His target is Hicham El Guerrouj's mile world record of 3 minutes 43.13 seconds, set in 1999. That's over 25 years of runners trying and failing to break it.
But Kerr has reason to believe he can succeed. During a recent track session at high altitude, he ran four 800-meter repeats. The final two clocked in at 1:50.51 and 1:49.9, both faster than world-record mile pace, even with three previous 800s already in his legs.

His training under coach Danny Mackey follows a strict rhythm. Hard workouts happen Tuesdays, Fridays, and Sundays. Recovery runs of seven to 10 miles fill Monday, Wednesday, and Thursday. Saturdays are completely off from running.
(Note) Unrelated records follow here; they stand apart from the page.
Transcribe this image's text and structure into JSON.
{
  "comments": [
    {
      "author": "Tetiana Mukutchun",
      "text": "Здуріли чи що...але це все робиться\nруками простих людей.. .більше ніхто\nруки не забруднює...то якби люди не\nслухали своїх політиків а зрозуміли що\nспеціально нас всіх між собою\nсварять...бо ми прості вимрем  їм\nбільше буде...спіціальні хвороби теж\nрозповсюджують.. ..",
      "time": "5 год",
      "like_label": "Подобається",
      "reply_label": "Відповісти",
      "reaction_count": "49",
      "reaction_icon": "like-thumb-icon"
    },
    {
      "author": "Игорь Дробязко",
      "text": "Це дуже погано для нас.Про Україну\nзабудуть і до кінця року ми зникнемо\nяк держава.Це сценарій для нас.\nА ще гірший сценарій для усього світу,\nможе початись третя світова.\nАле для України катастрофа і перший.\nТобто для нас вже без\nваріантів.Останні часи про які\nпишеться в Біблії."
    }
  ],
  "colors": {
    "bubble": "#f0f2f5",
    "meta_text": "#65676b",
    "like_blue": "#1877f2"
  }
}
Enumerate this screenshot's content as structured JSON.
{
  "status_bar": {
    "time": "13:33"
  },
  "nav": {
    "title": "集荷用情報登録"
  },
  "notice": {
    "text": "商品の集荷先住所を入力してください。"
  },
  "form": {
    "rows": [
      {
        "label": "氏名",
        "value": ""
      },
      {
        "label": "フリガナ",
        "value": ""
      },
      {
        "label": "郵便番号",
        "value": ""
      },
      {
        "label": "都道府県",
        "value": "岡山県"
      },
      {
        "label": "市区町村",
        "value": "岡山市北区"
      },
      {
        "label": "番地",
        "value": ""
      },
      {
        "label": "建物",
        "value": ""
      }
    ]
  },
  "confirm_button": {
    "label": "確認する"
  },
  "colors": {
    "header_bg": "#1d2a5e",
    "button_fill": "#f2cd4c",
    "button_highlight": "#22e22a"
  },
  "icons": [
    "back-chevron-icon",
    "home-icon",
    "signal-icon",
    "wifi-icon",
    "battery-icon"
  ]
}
Kerr now lifts weights for up to 90 minutes twice weekly, something he resisted until five years ago. The strength work includes power cleans, heavy squats, and jump squats, all designed around injury prevention.
Recovery gets as much attention as the hard work. Kerr sees a physiotherapist three or four times weekly, works with a chiropractor, and has an athletic trainer who brings a portable massage table to the track. He prioritizes nine hours of sleep nightly, calling recovery the most underrated part of training.
Why This Inspires
What makes Kerr's quest so compelling isn't just the athletic achievement he's chasing. It's his honesty about the cost.
He misses nephews growing up. He can't attend family birthdays and weddings back in Edinburgh. His entire life revolves around training, sleeping, and a carefully controlled environment designed to extract every possible advantage.
Yet he's chosen this path with clear eyes and full commitment. His mother is a physiotherapist who supports his journey. His wife shares the altitude chamber every night, literally in this dream with him.
Kerr doesn't compare himself to other runners. After 15 years of fine-tuning his approach with his team, he judges success on one metric: whether he peaks when it matters most.
His recent workouts suggest the physiology is there. Whether it translates to a sub-3:43.13 mile remains the question every record-chaser faces. But after a quarter century of that record standing untouched, someone willing to sleep at 8,000 feet for months might be exactly what it takes to finally break it.